But if God is sovereign, we can be confident in our salvation, confident that there is meaning in our suffering, confident that our evangelism will be effective, confident that we will remain in the faith, confident that Christ will return, confident in all God is, in all he does, in all he says, in all he has promised.
Christians speak often of God’s sovereignty. Reformed Christians speak very often of God’s sovereignty. God’s sovereignty refers to his presence in this world, his authority over this world, and his control within this world. God owns and oversees his creation to such a degree that nothing happens apart from his knowledge, apart from his will, apart from his wisdom. There is nothing we are given that does not in some way pass through his hands.
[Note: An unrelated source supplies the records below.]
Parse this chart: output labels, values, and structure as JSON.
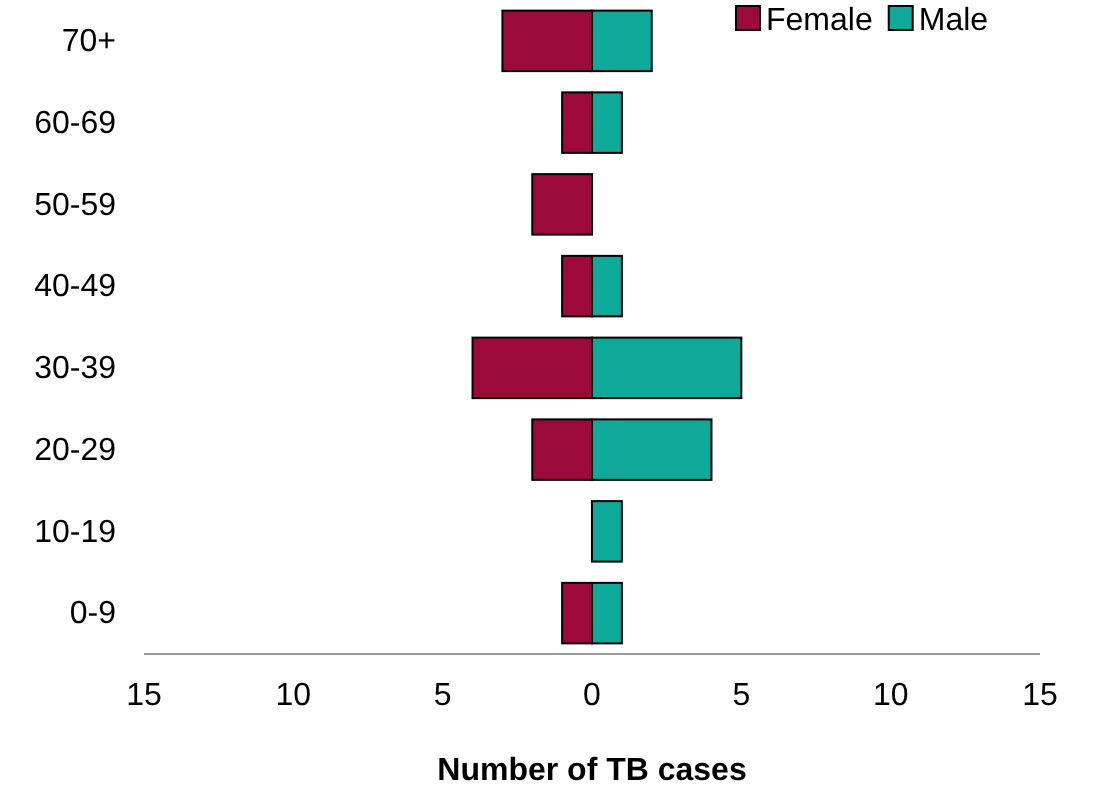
{
  "chart_data": {
    "type": "bar",
    "orientation": "horizontal",
    "stacked": true,
    "xlabel": "Number of TB cases",
    "categories": [
      "70+",
      "60-69",
      "50-59",
      "40-49",
      "30-39",
      "20-29",
      "10-19",
      "0-9"
    ],
    "series": [
      {
        "name": "Female",
        "color": "#9b0a3a",
        "values": [
          -3,
          -1,
          -2,
          -1,
          -4,
          -2,
          0,
          -1
        ]
      },
      {
        "name": "Male",
        "color": "#0fa99a",
        "values": [
          2,
          1,
          0,
          1,
          5,
          4,
          1,
          1
        ]
      }
    ],
    "xlim": [
      -15,
      15
    ],
    "xticks": [
      {
        "value": -15,
        "label": "15"
      },
      {
        "value": -10,
        "label": "10"
      },
      {
        "value": -5,
        "label": "5"
      },
      0,
      5,
      10,
      15
    ],
    "legend": "top right",
    "grid": false
  }
}
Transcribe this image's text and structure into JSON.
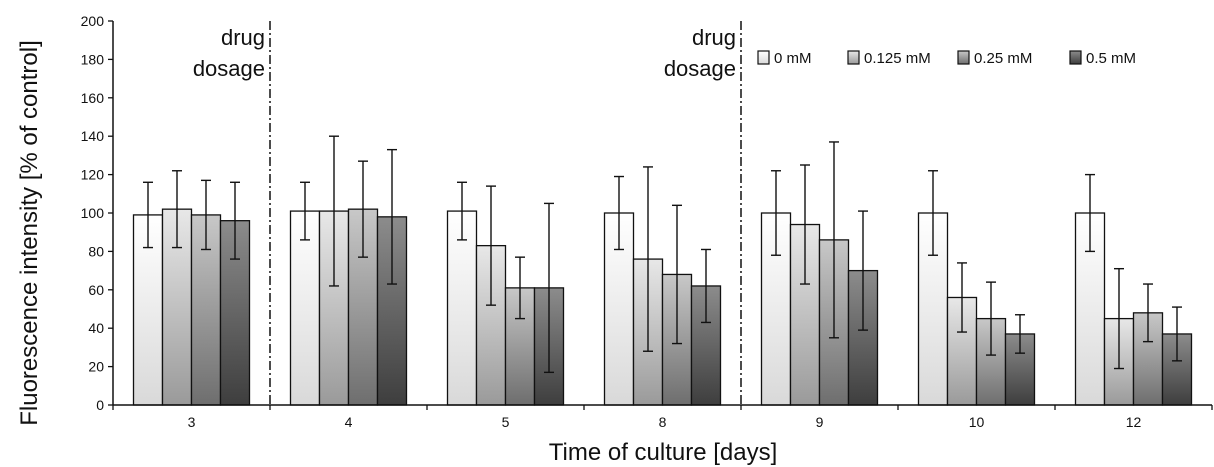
{
  "chart_data": {
    "type": "bar",
    "xlabel": "Time of culture [days]",
    "ylabel": "Fluorescence intensity [% of control]",
    "ylim": [
      0,
      200
    ],
    "yticks": [
      0,
      20,
      40,
      60,
      80,
      100,
      120,
      140,
      160,
      180,
      200
    ],
    "categories": [
      "3",
      "4",
      "5",
      "8",
      "9",
      "10",
      "12"
    ],
    "series": [
      {
        "name": "0 mM",
        "values": [
          99,
          101,
          101,
          100,
          100,
          100,
          100
        ],
        "errors": [
          17,
          15,
          15,
          19,
          22,
          22,
          20
        ],
        "color_light": "#ffffff",
        "color_dark": "#d9d9d9"
      },
      {
        "name": "0.125 mM",
        "values": [
          102,
          101,
          83,
          76,
          94,
          56,
          45
        ],
        "errors": [
          20,
          39,
          31,
          48,
          31,
          18,
          26
        ],
        "color_light": "#e8e8e8",
        "color_dark": "#9a9a9a"
      },
      {
        "name": "0.25 mM",
        "values": [
          99,
          102,
          61,
          68,
          86,
          45,
          48
        ],
        "errors": [
          18,
          25,
          16,
          36,
          51,
          19,
          15
        ],
        "color_light": "#c8c8c8",
        "color_dark": "#6e6e6e"
      },
      {
        "name": "0.5 mM",
        "values": [
          96,
          98,
          61,
          62,
          70,
          37,
          37
        ],
        "errors": [
          20,
          35,
          44,
          19,
          31,
          10,
          14
        ],
        "color_light": "#8c8c8c",
        "color_dark": "#3e3e3e"
      }
    ],
    "annotations": [
      {
        "line1": "drug",
        "line2": "dosage",
        "after_category": "3"
      },
      {
        "line1": "drug",
        "line2": "dosage",
        "after_category": "8"
      }
    ],
    "legend_position": "top-right",
    "grid": false
  }
}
As we speak of God’s sovereignty we have to ensure that we do not speak of it only theoretically, that we do not relegate it purely to the realm of the intellectual, for it is no mere abstract doctrine but one that is sweet and precious and ought to be close to the heart of every Christian. This is a doctrine that gives us hope in every sorrow, that lends meaning to every pain, that gives confidence in every circumstance.
Perhaps it is good to consider some of what would be true if God is not sovereign.
If God is not sovereign we cannot be confident in our salvation. We cannot trust that his gospel is the only true gospel, that his salvation is effective, that his way is the right way. For if he is not sovereign, the will of another being may supersede his, the plan of another may outrival his, the word of another may take precedence over his. Unless God is sovereign, our very salvation is in doubt.
If God is not sovereign we cannot be confident that there is meaning in our suffering.